Askey, who manages a great deal of the logistics and communication around COVID-19 testing at BSA, addresses this gap in transparency. “The communication about testing can sometimes feel not as transparent as I want it to because I’m not sure if we are accurately capturing a positivity rate in the building because not everybody is testing.”
The good news is, many students are testing. Askey shared that in his recent collection of data, 77 percent of ninth graders at BSA are complying with COVID-19 testing requirements. When students had the option to test before returning to school after winter break, almost 40 percent of students participated on their own time. While a fuller picture requires more people to participate, BSA has a fair amount of encouraging engagement in testing.
BSA has a few advantages in regards to testing. First off, it is a comparatively smaller school, so capturing student tests and contact tracing involves much less hassle and complications. Secondly, students and staff, for the most part, do not appear resistant to testing. And thirdly, the testing policy at BSA, and district-wide, has been consistent and fairly accurate.
It is clear that since the spread of the Omicron variant of the virus, there have been changes regarding both policy and people’s feelings around the pandemic. While COVID-19 was a risk before the Omicron variant, many people became more stressed about contracting it during the surge of the variant. Especially near the beginning of the wave, no one knew how dangerous the variant was and how they could protect themselves from it.
Johnson said, “with something like an infectious disease, fear comes from what you don’t know, so not having any transparency in the information just perpetuates uncertainty and fear.”
While many policies stayed the same when the Omicron variant became a risk, one thing that did change was the requirement of staff to get tested weekly in January, and now February too.
This new policy is reassuring, but, like everything, has challenges that come with it. Being an arts school, BSA has a large number of part-time teachers. The district policy does not recognize part-time teachers’ schedules, and requires them to get tested weekly with all of the full-time teachers, no matter how inconveniencing it is.
“The difficult part is getting the district to recognize part-time teachers when doing mandatory staff testing,” said Askey.
It is difficult for the school to offer constant COVID-19 testing, but with this district policy, teachers are needing to get tested at various times on a variety of days.

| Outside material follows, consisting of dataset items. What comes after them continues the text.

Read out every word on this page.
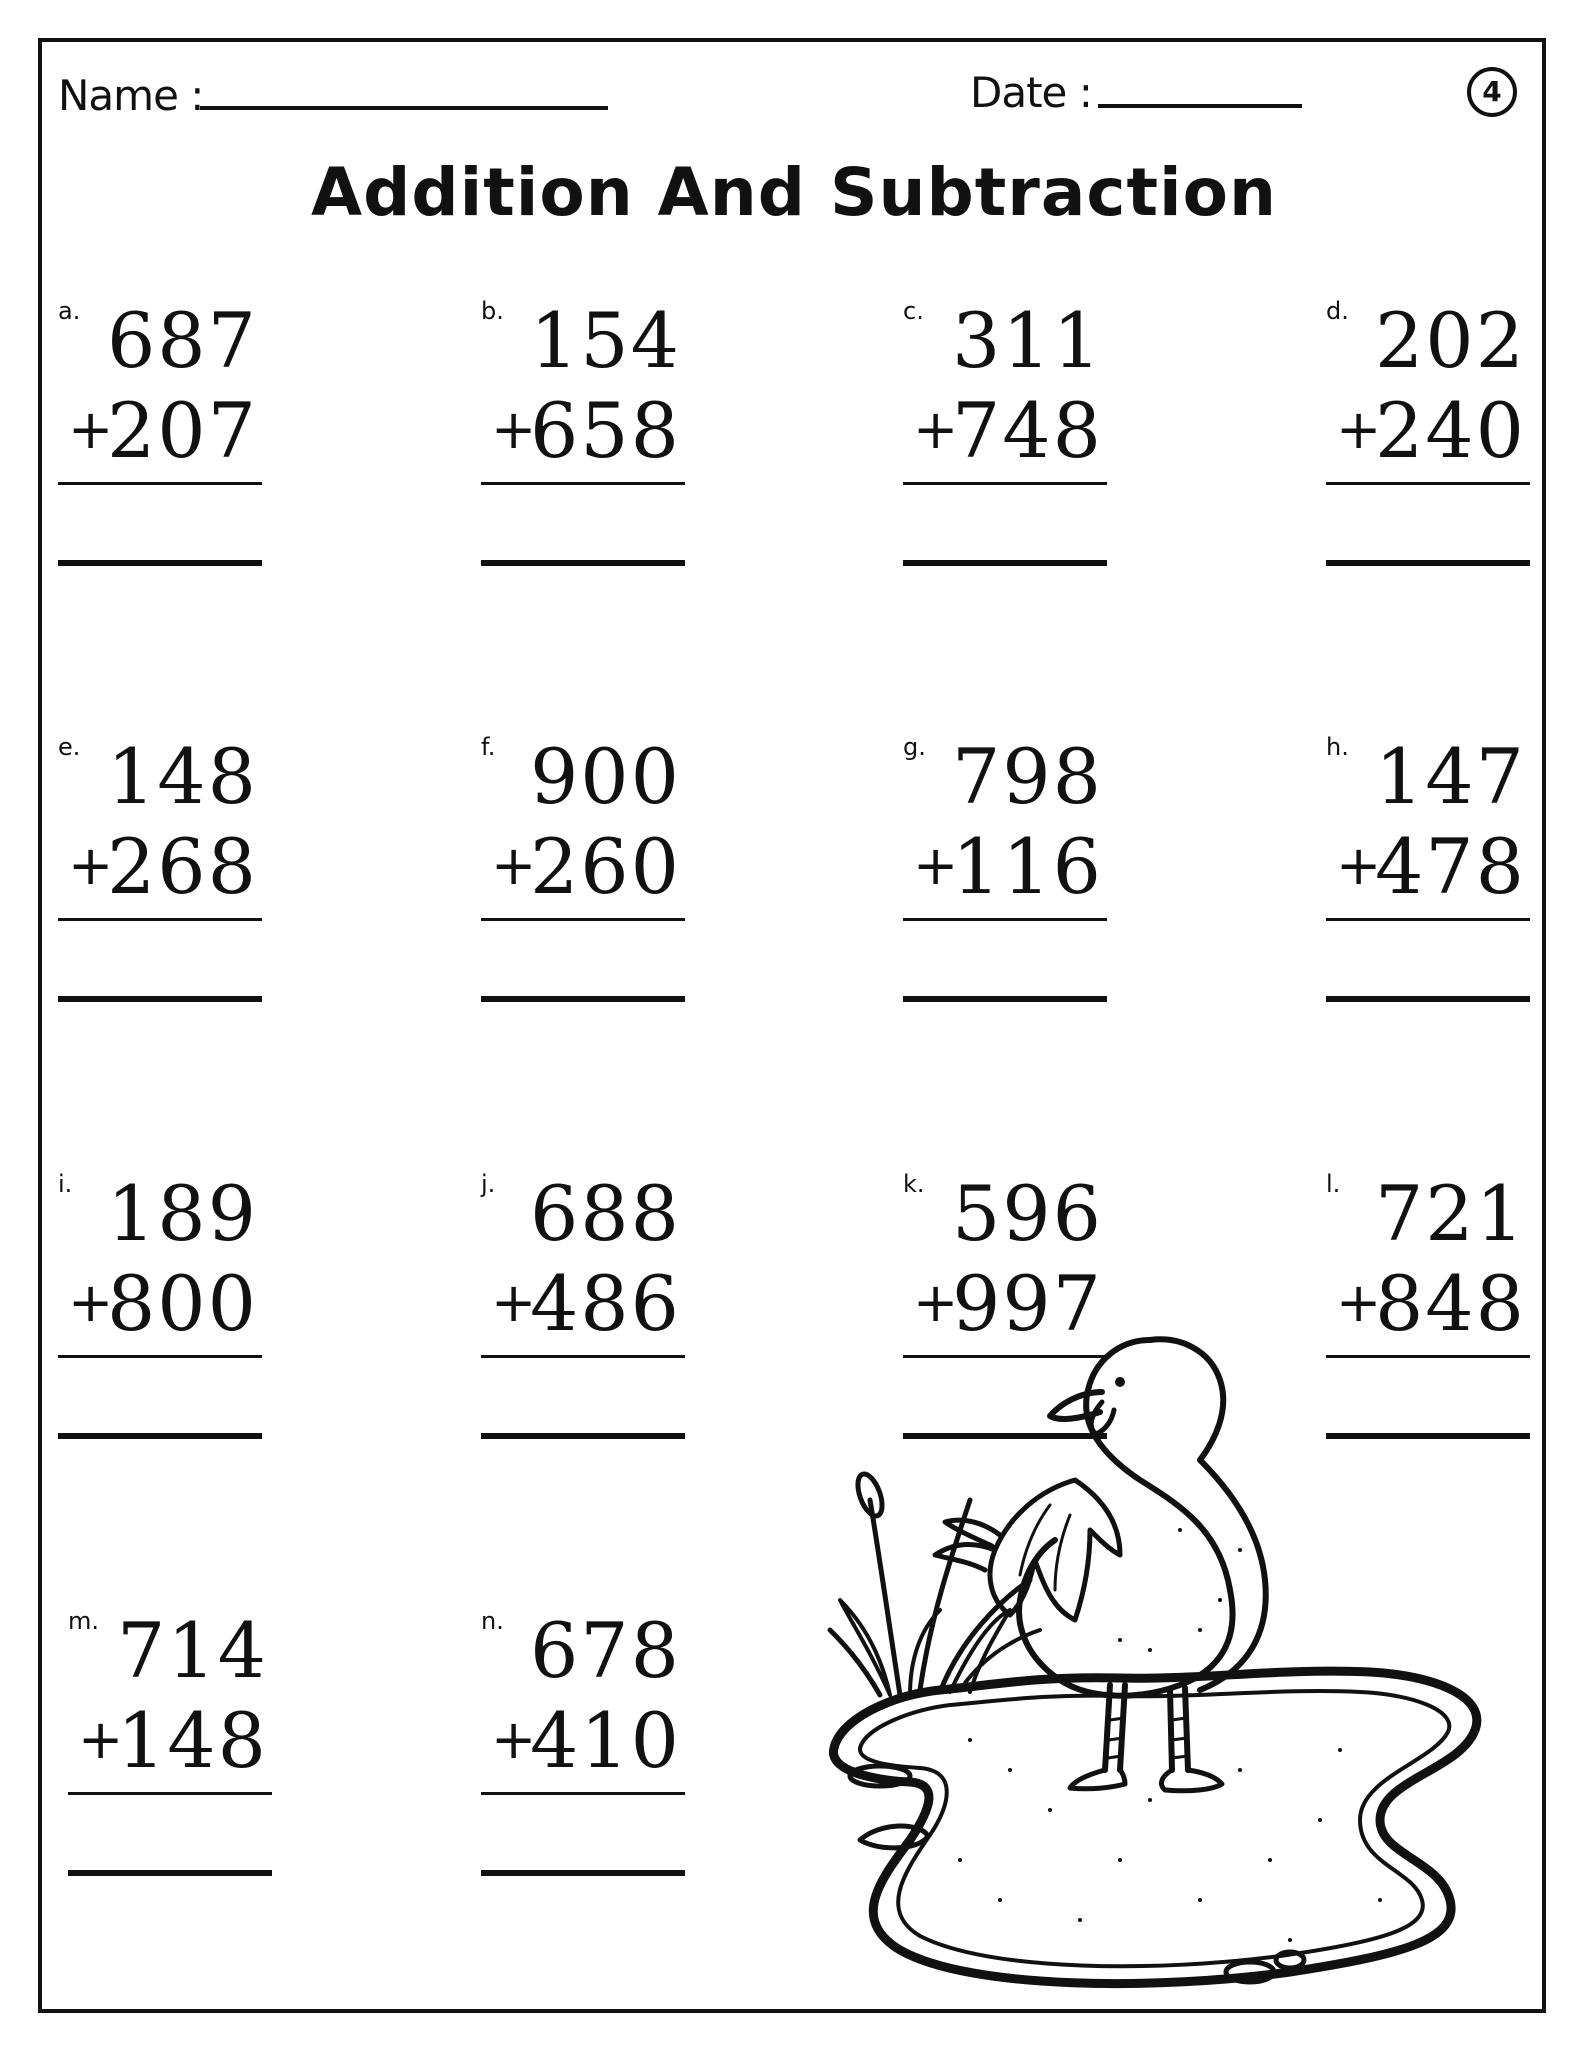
Name :	Date :	4
Addition And Subtraction
a. 687
+
207
b. 154
+
658
c. 311
+
748
d. 202
+
240
e. 148
+
268
f. 900
+
260
g. 798
+
116
h. 147
+
478
i. 189
+
800
j. 688
+
486
k. 596
+
997
l. 721
+
848
m. 714
+
148
n. 678
+
410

Another challenge of this testing requirement is how the district counts sick days for teachers. Before winter break, whenever teachers contracted COVID-19, there was a chance they could have contracted it at school so they were granted permission leave. As a result, the district did not take teachers’ quarantine days out of their sick days.
However, the district treated quarantine days differently upon coming back from winter break.

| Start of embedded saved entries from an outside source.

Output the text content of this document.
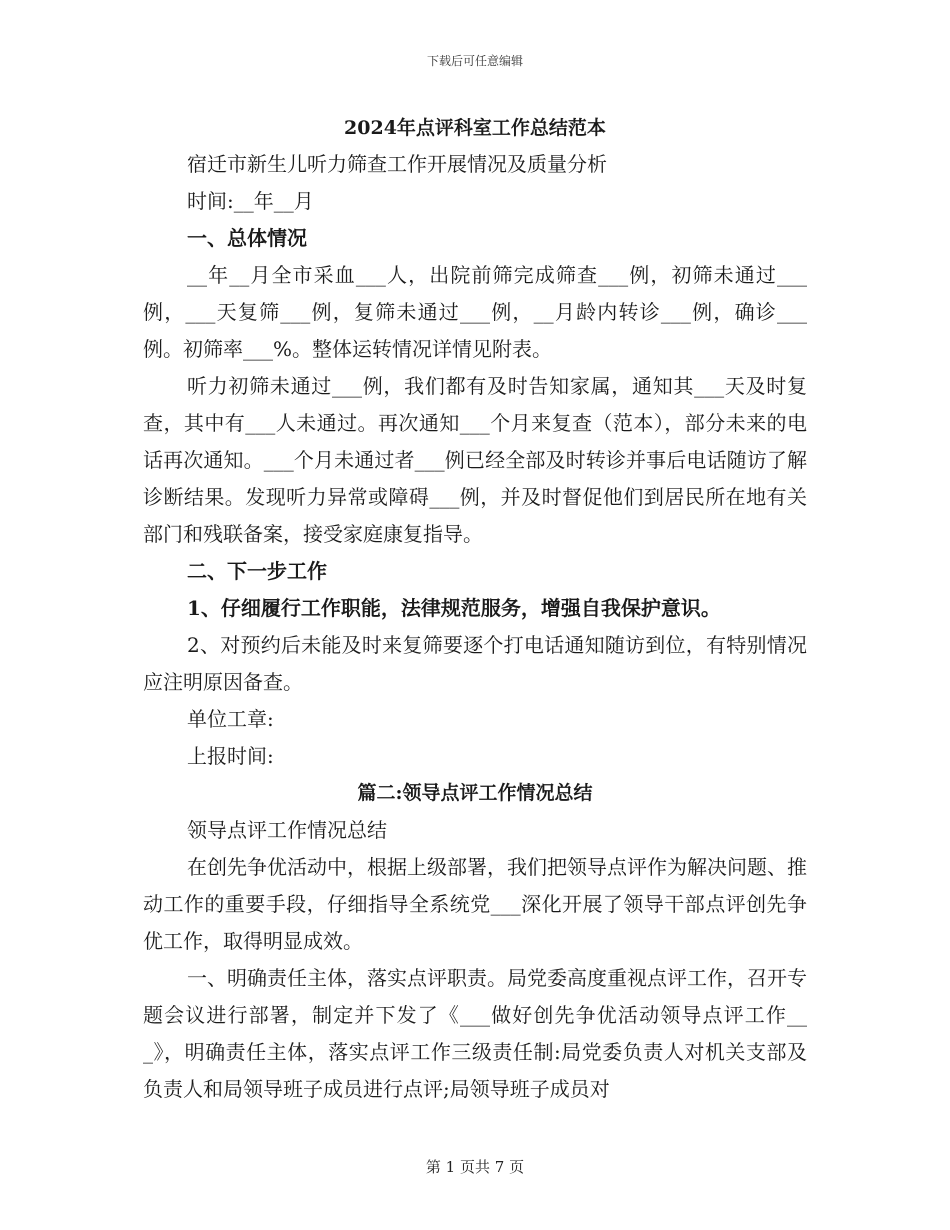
下载后可任意编辑

2024年点评科室工作总结范本

宿迁市新生儿听力筛查工作开展情况及质量分析

时间:__年__月

一、总体情况

__年__月全市采血___人，出院前筛完成筛查___例，初筛未通过___例，___天复筛___例，复筛未通过___例，__月龄内转诊___例，确诊___例。初筛率___%。整体运转情况详情见附表。

听力初筛未通过___例，我们都有及时告知家属，通知其___天及时复查，其中有___人未通过。再次通知___个月来复查（范本），部分未来的电话再次通知。___个月未通过者___例已经全部及时转诊并事后电话随访了解诊断结果。发现听力异常或障碍___例，并及时督促他们到居民所在地有关部门和残联备案，接受家庭康复指导。

二、下一步工作

1、仔细履行工作职能，法律规范服务，增强自我保护意识。

2、对预约后未能及时来复筛要逐个打电话通知随访到位，有特别情况应注明原因备查。

单位工章:

上报时间:

篇二:领导点评工作情况总结

领导点评工作情况总结

在创先争优活动中，根据上级部署，我们把领导点评作为解决问题、推动工作的重要手段，仔细指导全系统党___深化开展了领导干部点评创先争优工作，取得明显成效。

一、明确责任主体，落实点评职责。局党委高度重视点评工作，召开专题会议进行部署，制定并下发了《___做好创先争优活动领导点评工作___》，明确责任主体，落实点评工作三级责任制:局党委负责人对机关支部及负责人和局领导班子成员进行点评;局领导班子成员对

第 1 页共 7 页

Johnson said, “They [BCPSS] said, ‘Come in and get tested before you return to work after break, but if you test positive this time, you obviously didn’t get it at school because we were on break so you have to use your own sick time.’ So some people elected not to test at all.”
This policy put the health of both teachers and students at risk, potentially spreading the virus, despite efforts to prevent it.
An important thing students should be doing for the health and safety of both themselves and those around them is to get tested weekly. Having as many students test as possible allows the school to have concrete data of where the state pandemic is.
“The encouragement to get your classmates to test, that’s really what students can do,” said Askey.